Rene Descartes Biography

René Descartes, the most original philosopher to appear since Aristotle, is often considered to be the father of modern philosophy. He was born on March 31, 1596 in La Haye, France (now called Descartes) to a well-to-do family.

While his father, a judge, encouraged him to continue in law after graduating, Descartes preferred instead to "pursue his thoughts", travel and dedicate his life to intellectual studies.

 René was a strong contributor and significant presence in the growing intellectual and scientific activity of his time. As well as being a mathematician, he established himself in physics as the discoverer of the law of refraction in optics and in philosophy for his most famous work Meditations on First Philosophy.

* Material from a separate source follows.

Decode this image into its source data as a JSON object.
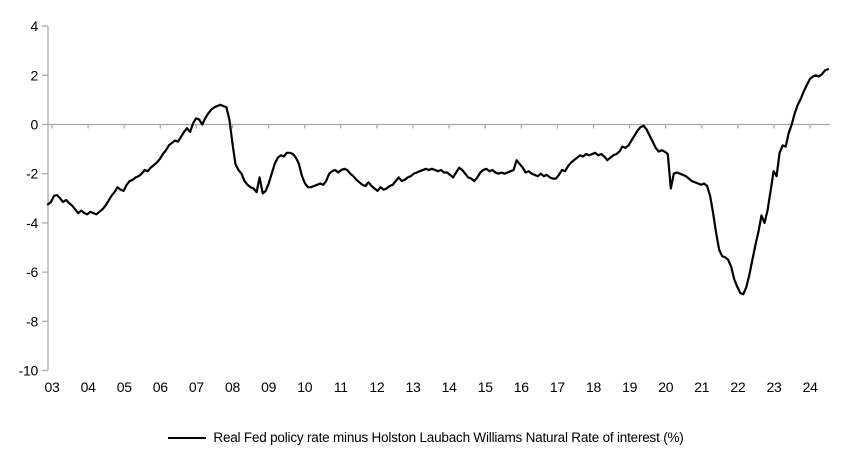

In Meditations on First Philosophy, he raised problems of such radical skepticism about our knowledge of the world, that he set the agenda for epistemology (study of origins of knowledge) for the next 300 years. The only thing we can be certain of, he suggested, is our own existence.

His famous declaration, 'Cogito ergo sum' - 'I think therefore I am', is his proof of his own existence as a thinking being and the starting point for the search of certainty.

Descartes objective in the Meditations was to structure human knowledge on a solid foundation. In reviewing his own beliefs, he realized that many were conflicting, others inconsistent, and some more justified than others. He wanted to assign order to his jumble of beliefs so that as in the certainty of mathematics, the justification of one proposition could follow from another. Where would he start?


Rather than attempt the next to impossible task of examining and categorizing each belief, he decided to examine them against a method of doubt. He would do this by questioning the source of his beliefs and by asking if it was infallible. If it was not, then it was not reliable for providing the foundations of knowledge.

He also noted that many of his beliefs derived from his senses or perception, which of course, could be deceptive and misleading. For instance, a person could be hallucinating or his senses could be eluded when looking at a stick that appears bent in a stream. Based on this observation, he declared that any information obtained from the senses to be uncertain and fallible and therefore untrustworthy.

The one proposition Descartes did trust, however, was his ability to think and reason. He felt that since he is able to think, it must be the case that he exists. Likewise, he must exist in order to be able to think. The certainty that he was a thinking being gave Descartes the basis for establishing his foundation of knowledge.

From this 'Cogito' Descartes developed an argument for the existence of two distinct substances, one material and one non-material and thus created the philosophical concept of Cartesian dualism.

In Cartesian dualism the mind and body are two distinct and different substances. Minds are things which think and bodies are extended things or space-occupiers. Descartes felt that he could not doubt that he existed as a thinking substance, yet he could still doubt that he had a body. It was this point that convinced him that mind could exist independently of matter.

For Descartes the foundations of knowledge were not confined to philosophy. Mathematics for him was the model of all knowledge because its truths were undeniable. He felt that anyone seeking truth should look for the certainty equal to arithmetical or geometrical demonstration. Likewise, he relied on the human capacity of reason to perceive something 'clearly and distinctly' without reference to or dependence upon sensory experience.

Ultimately Descartes set out to show that not only is genuine knowledge possible, contrary to what the skeptics put forth, but that mathematically-based scientific knowledge of the material world is possible. He also demonstrated that we as humans have the intellectual ability to reach an understanding of the world as well as the power to make reasoned judgments about it.